The dustman, coalman and rag and bone man

Brighton rag and bone man
Royal Pavilion and Museums Brighton and Hove

Difficult access

In the 1950s we lived in Belton Road, in the Roundhill Area. There were two regular visitors to the house; the dustman and the coalman. Belton road was made up of small, terraced houses. There was no access to the gardens, behind and the pavement, in front, was fairly narrow, so access was difficult.

Dustman and coalman

Both the dustman and the coalman would knock on the door and then walk through the house, to the garden. The dustman would pick up the large bin, hoist it on to this shoulder and carry it, back, through the house, to his lorry. The coalman did the same, but in reverse. He would load himself up with a sack of coal and then make several trips, through the house, to the coal bunker – something my father had built.

An odd practise

Today it seems odd to think of these men walking through the house but, clearly, it was common practice then. Some householders also had ‘pig bins’, small, metal bins with a ‘locking’ cover that kept birds and small animals from getting in. The pig bin was for leftover vegetable matter. Why some houses had them and not others, I do not know.

Rag and bone man 

The final visitor, to the road and not to the house, was the rag and bone man, who drove around the streets with his cry of ‘any old rags, any old lumber?’  As a child, I used to wonder what ‘lumber’ was. I am not sure I know what it is, today.  The other distinguishing feature of the rag and bone man was that he rode around on a horse and cart. He must have been one of the last tradesman to do this. When the horse and cart finally went, so did the rag and bone man. 

Comments about this page

  • We were lucky; the coalmen used to tip their bag’s content down the coalhole at the front of the house into a basement storage area. It was a bit noisy, though!  I can’t recall the activities of the dustcarts in those days, except that the lorries had sliding doors on top of the trailers at the back, but the rag-and-bone men were everywhere.  The other tradesmen I remember were the men who came with blocks of ice for the fish shops. In our case it was Macfisheries. They wore hoods of some hessian-like material that also ran down their backs This protected them a bit from the ice, but it must have been a rough old job, and not for the frail in body, given the weights involved!

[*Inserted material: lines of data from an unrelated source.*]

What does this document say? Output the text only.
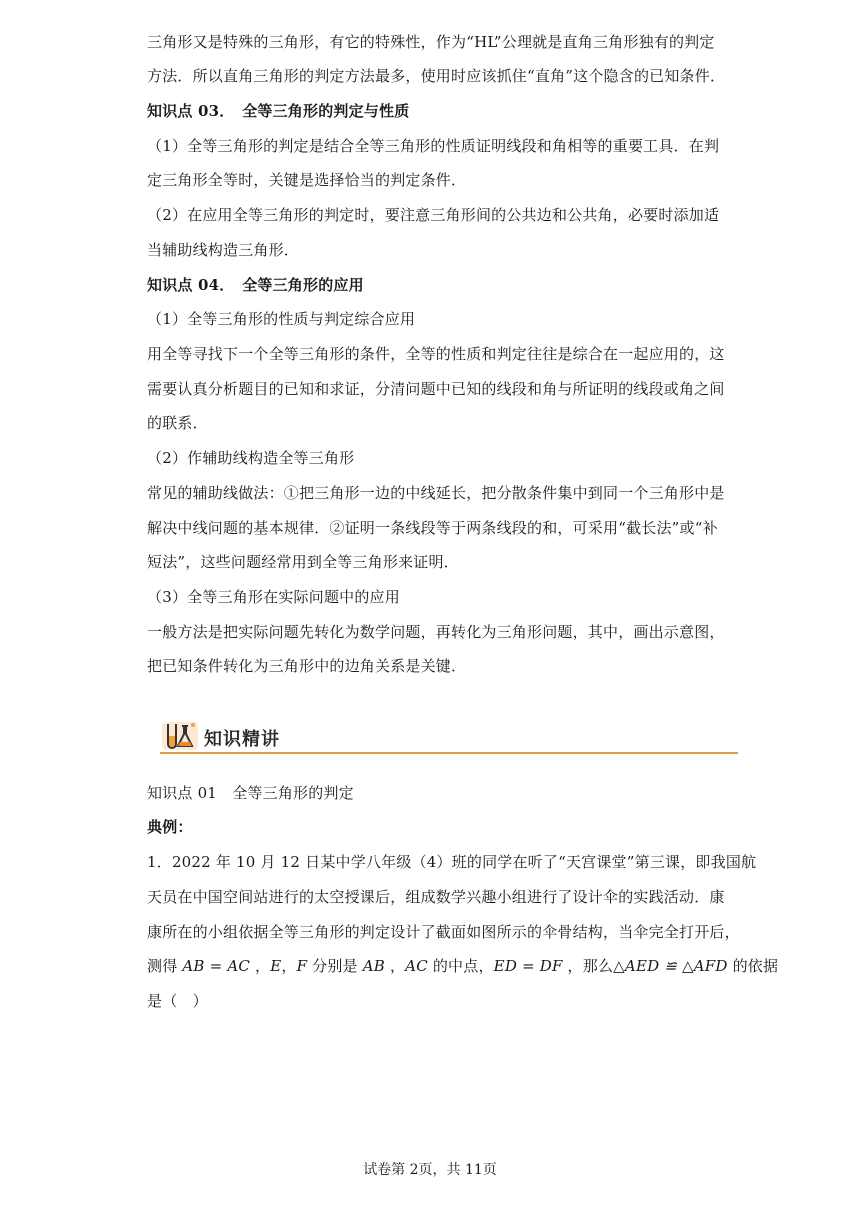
三角形又是特殊的三角形，有它的特殊性，作为“HL”公理就是直角三角形独有的判定
方法．所以直角三角形的判定方法最多，使用时应该抓住“直角”这个隐含的已知条件．
知识点 03．　全等三角形的判定与性质
（1）全等三角形的判定是结合全等三角形的性质证明线段和角相等的重要工具．在判
定三角形全等时，关键是选择恰当的判定条件．
（2）在应用全等三角形的判定时，要注意三角形间的公共边和公共角，必要时添加适
当辅助线构造三角形．
知识点 04．　全等三角形的应用
（1）全等三角形的性质与判定综合应用
用全等寻找下一个全等三角形的条件，全等的性质和判定往往是综合在一起应用的，这
需要认真分析题目的已知和求证，分清问题中已知的线段和角与所证明的线段或角之间
的联系．
（2）作辅助线构造全等三角形
常见的辅助线做法：①把三角形一边的中线延长，把分散条件集中到同一个三角形中是
解决中线问题的基本规律．②证明一条线段等于两条线段的和，可采用“截长法”或“补
短法”，这些问题经常用到全等三角形来证明．
（3）全等三角形在实际问题中的应用
一般方法是把实际问题先转化为数学问题，再转化为三角形问题，其中，画出示意图，
把已知条件转化为三角形中的边角关系是关键．
知识精讲
知识点 01　全等三角形的判定
典例：
1．2022 年 10 月 12 日某中学八年级（4）班的同学在听了“天宫课堂”第三课，即我国航
天员在中国空间站进行的太空授课后，组成数学兴趣小组进行了设计伞的实践活动．康
康所在的小组依据全等三角形的判定设计了截面如图所示的伞骨结构，当伞完全打开后，
测得 AB = AC ，E，F 分别是 AB ，AC 的中点，ED = DF ，那么△AED ≌ △AFD 的依据
是（　）
试卷第 2页，共 11页
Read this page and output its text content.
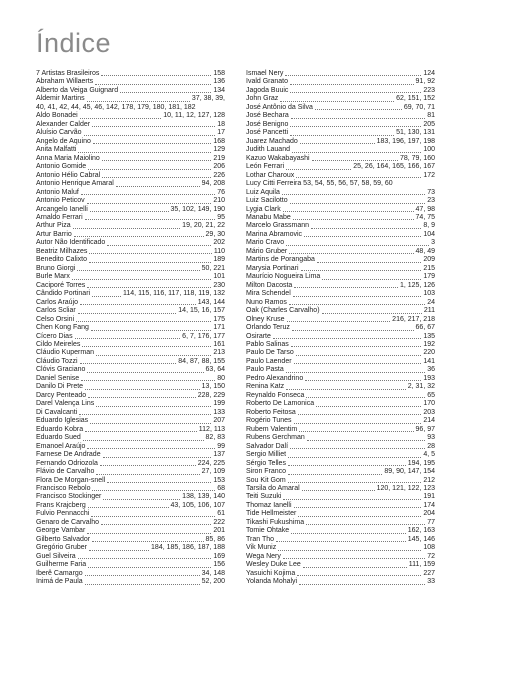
Índice
7 Artistas Brasileiros	158
Abraham Willaerts	136
Alberto da Veiga Guignard	134
Aldemir Martins	37, 38, 39,
40, 41, 42, 44, 45, 46, 142, 178, 179, 180, 181, 182
Aldo Bonadei	10, 11, 12, 127, 128
Alexander Calder	18
Aluísio Carvão	17
Angelo de Aquino	168
Anita Malfatti	129
Anna Maria Maiolino	219
Antonio Gomide	206
Antonio Hélio Cabral	226
Antonio Henrique Amaral	94, 208
Antonio Maluf	76
Antonio Peticov	210
Arcangelo Ianelli	35, 102, 149, 190
Arnaldo Ferrari	95
Arthur Piza	19, 20, 21, 22
Artur Barrio	29, 30
Autor Não Identificado	202
Beatriz Milhazes	110
Benedito Calixto	189
Bruno Giorgi	50, 221
Burle Marx	101
Caciporé Torres	230
Cândido Portinari	114, 115, 116, 117, 118, 119, 132
Carlos Araújo	143, 144
Carlos Scliar	14, 15, 16, 157
Celso Orsini	175
Chen Kong Fang	171
Cícero Dias	6, 7, 176, 177
Cildo Meireles	161
Cláudio Kuperman	213
Cláudio Tozzi	84, 87, 88, 155
Clóvis Graciano	63, 64
Daniel Senise	80
Danilo Di Prete	13, 150
Darcy Penteado	228, 229
Darel Valença Lins	199
Di Cavalcanti	133
Eduardo Iglesias	207
Eduardo Kobra	112, 113
Eduardo Sued	82, 83
Emanoel Araújo	99
Farnese De Andrade	137
Fernando Odriozola	224, 225
Flávio de Carvalho	27, 109
Flora De Morgan-snell	153
Francisco Rebolo	68
Francisco Stockinger	138, 139, 140
Frans Krajcberg	43, 105, 106, 107
Fulvio Pennacchi	61
Genaro de Carvalho	222
George Vambar	201
Gilberto Salvador	85, 86
Gregório Gruber	184, 185, 186, 187, 188
Guel Silveira	169
Guilherme Faria	156
Iberê Camargo	34, 148
Inimá de Paula	52, 200
Ismael Nery	124
Ivald Granato	91, 92
Jagoda Buuic	223
John Graz	62, 151, 152
José Antônio da Silva	69, 70, 71
José Bechara	81
José Benigno	205
José Pancetti	51, 130, 131
Juarez Machado	183, 196, 197, 198
Judith Lauand	100
Kazuo Wakabayashi	78, 79, 160
León Ferrari	25, 26, 164, 165, 166, 167
Lothar Charoux	172
Lucy Citti Ferreira 53, 54, 55, 56, 57, 58, 59, 60
Luiz Aquila	73
Luiz Sacilotto	23
Lygia Clark	47, 98
Manabu Mabe	74, 75
Marcelo Grassmann	8, 9
Marina Abramovic	104
Mario Cravo	3
Mário Gruber	48, 49
Martins de Porangaba	209
Marysia Portinari	215
Maurício Nogueira Lima	179
Milton Dacosta	1, 125, 126
Mira Schendel	103
Nuno Ramos	24
Oak (Charles Carvalho)	211
Olney Kruse	216, 217, 218
Orlando Teruz	66, 67
Osirarte	135
Pablo Salinas	192
Paulo De Tarso	220
Paulo Laender	141
Paulo Pasta	36
Pedro Alexandrino	193
Renina Katz	2, 31, 32
Reynaldo Fonseca	65
Roberto De Lamonica	170
Roberto Feitosa	203
Rogério Tunes	214
Rubem Valentim	96, 97
Rubens Gerchman	93
Salvador Dalí	28
Sergio Milliet	4, 5
Sérgio Telles	194, 195
Siron Franco	89, 90, 147, 154
Sou Kit Gom	212
Tarsila do Amaral	120, 121, 122, 123
Teiti Suzuki	191
Thomaz Ianelli	174
Tide Hellmeister	204
Tikashi Fukushima	77
Tomie Ohtake	162, 163
Tran Tho	145, 146
Vik Muniz	108
Wega Nery	72
Wesley Duke Lee	111, 159
Yasuichi Kojima	227
Yolanda Mohalyi	33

    By Stefan Bremner-Morris (12/08/2016)
  • I can remember the ice blocks, Stefan, but not the men who delivered it. I have a dim memory of someone dragging the ice along the pavement with a hook. I recall being intrigued about whether or not the ice (on the pavement side) got eaten.
    Another local trader was the milkman who, for a while, pulled along an electric cart, which the milkman walked in front of, using a long, handle that stuck out of the cart.  In fact, the cart pushed along the milkman. It seemed to me, as a child, an unfair situation as the milkman clearly had to move at the speed of the cart (quite fast it seemed to me). Looking back, I suppose it had some sort of three speed mechanism. Otherwise it was ‘push down’ to go forward and ‘pull up’ to stop.  The very skillful operators found ways of sitting on the front of the cart and somehow manipulating the handle affair at the front. I was always impressed by this. Especially when they went up hill in this format. Milkmen in those days also delivered small bottles of orange squash. I am not sure why. This was not the thick, government approved, variety but the sort that you might have diluted with water in your kitchen. Later on they branched out into all sorts of grocery items. Tesco on a cart. 

    By Philip Burnard (12/08/2016)
  • I have some vague memory of some road sweepers also using a hand operated electric propelled cart, similar to those used by milkmen, but with curved sliding lids covering the rubbish compartments. Or am I imagining it?

    By Alan Phillips (13/08/2016)
  • There were several rag and bone men or “Totters” in Brighton, I remember quite a few of them and they were all characters in their own right. The most prominent in my youth was Joe Mitchell who had a horse and cart and was easily identifiable by his trademark black Homburg hat and his brown overall coat. I used to take my daughters to see his horse on Sunday mornings at his stable at the back of Jersey Street. Another stand out man who was known as the Gentleman Totter who was always immaculate in a pin stripe suit and trilby hat and pushed a hand cart, great memories.

    By Roger Ivermee (13/08/2016)
  • You are right, Alan, the road sweepers did use them and they did have curved sliding lids.

    By Philip Burnard (14/08/2016)
  • An update on the pull-along, electric cart. I just saw one being used in Cardiff. So much for thinking that they were a star of the 1950s!